The epidural was easily placed using loss of resistance to air and a nylon 20G closed tip catheter was threaded 4.5cm in the epidural space. After negative test dose,10cc of 0.125% bupivacaine was given and a 0.125% bupivacaine with 2mcg/ml fentanyl infusion was started at 6cc/hr. Over the next 30mins, the patient reported right hand paresthesias that progressed to right upper extremity numbness and then, marked weakness. Her sensory level was found to be T10 bilaterally to temperature, without chest wall or left arm numbness, respiratory depression, or hemodynamic compromise. The patient denied headache or vision changes. Neurologic exam was notable for mild right ptosis and injected sclera, right pupil smaller than left, partial paralysis of the right upper extremity (0/5 strength in triceps, finger flexion/extension, interossei, thumb abduction, wrist flexion), decreased sensation to light touch and pinprick on the right upper extremity, and 1+ reflex in the right triceps. The differential included preeclampsia with focal neurologic deficit, migraine with transient weakness, TIA, carotid dissection, and epidural side effect. The epidural infusion was paused for an MRI/MRA of the brain/c-spine, which was unrevealing. Shortly after, the patient experienced resolution of symptoms except for persistent Horner's syndrome. Epidural replacement was discussed with her, and she elected to continue with the original catheter. The catheter was bolused with 7cc of 0.125% bupivacaine and the infusion restarted. Within 30mins, her pain was well controlled with a T11 bilateral sensory level, but the paresis returned to her right fingers and arm. The patient was closely observed during her 8hrs of labor, and the catheter was discontinued after delivery. Within a few hours of removal, her neurologic exam returned to her normal baseline.
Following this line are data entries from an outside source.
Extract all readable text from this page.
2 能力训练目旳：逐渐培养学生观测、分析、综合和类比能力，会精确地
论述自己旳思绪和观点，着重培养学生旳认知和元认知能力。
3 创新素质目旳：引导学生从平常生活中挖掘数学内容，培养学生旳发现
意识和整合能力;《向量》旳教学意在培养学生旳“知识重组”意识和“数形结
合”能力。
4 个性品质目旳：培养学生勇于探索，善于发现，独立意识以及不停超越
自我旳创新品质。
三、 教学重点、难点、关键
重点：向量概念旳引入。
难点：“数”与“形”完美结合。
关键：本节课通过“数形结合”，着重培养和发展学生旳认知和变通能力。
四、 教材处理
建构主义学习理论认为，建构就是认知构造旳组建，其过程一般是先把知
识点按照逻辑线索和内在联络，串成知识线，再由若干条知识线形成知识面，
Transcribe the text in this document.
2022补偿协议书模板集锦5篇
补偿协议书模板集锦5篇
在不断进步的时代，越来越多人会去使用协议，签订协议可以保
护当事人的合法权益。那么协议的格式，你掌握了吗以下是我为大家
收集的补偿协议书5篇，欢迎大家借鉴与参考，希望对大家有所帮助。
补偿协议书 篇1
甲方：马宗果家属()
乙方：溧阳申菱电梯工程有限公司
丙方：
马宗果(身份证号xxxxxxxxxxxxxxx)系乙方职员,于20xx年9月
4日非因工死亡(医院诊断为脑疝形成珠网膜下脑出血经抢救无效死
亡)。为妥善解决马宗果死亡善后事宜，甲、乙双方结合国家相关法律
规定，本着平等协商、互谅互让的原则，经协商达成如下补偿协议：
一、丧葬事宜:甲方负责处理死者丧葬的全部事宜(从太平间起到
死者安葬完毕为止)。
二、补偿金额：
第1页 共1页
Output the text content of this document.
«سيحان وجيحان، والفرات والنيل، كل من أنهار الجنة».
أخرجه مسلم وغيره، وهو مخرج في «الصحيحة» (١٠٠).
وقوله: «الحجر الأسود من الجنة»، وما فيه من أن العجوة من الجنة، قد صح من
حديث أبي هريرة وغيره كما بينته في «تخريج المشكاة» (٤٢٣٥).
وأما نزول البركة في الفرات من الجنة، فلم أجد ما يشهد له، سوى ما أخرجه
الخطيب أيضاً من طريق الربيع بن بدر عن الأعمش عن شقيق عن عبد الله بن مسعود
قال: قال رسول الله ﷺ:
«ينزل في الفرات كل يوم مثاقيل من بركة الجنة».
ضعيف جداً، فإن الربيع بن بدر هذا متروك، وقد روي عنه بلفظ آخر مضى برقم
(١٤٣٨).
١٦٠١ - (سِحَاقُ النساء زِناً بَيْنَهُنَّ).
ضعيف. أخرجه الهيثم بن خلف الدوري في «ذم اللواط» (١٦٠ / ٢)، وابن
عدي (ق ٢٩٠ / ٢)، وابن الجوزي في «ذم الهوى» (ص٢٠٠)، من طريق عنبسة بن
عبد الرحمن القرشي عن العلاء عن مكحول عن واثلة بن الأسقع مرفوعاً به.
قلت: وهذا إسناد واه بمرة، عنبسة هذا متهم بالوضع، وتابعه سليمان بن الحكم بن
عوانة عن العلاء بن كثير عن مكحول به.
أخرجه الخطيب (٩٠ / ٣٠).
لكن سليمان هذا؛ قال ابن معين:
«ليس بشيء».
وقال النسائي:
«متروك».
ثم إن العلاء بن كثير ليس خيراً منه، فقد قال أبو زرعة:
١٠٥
Horner’s syndrome is a recognized complication of lumbar epidural anesthesia (1). Multiple possible etiologies have been described, but cephalic spread of the local anesthetic to interrupt the sympathetic chain, in the region of C8 to as low as T4, is surmised. Unilateral Horner’s syndrome accompanied by ipsilateral brachial plexus palsy has been reported exceedingly rare, and the mechanism not well understood. While the symptomatology in this case suggests unilateral cephalic spread of local anesthetic, our assessment of symmetric T10 level is inconsistent with prior case reports, which were associated with truncal levels of T6 or higher (2). Upon our review, this is the first reported instance of Horner’s syndrome and ipsilateral brachial plexus palsy after labor epidural placement with an assessed low (T10) truncal level.
1. Jadon A. Indian J Anaesth. 2014;58(4):464-466.
2. Holzman RS. J Clin Anesth. 2002;14(6):464-466.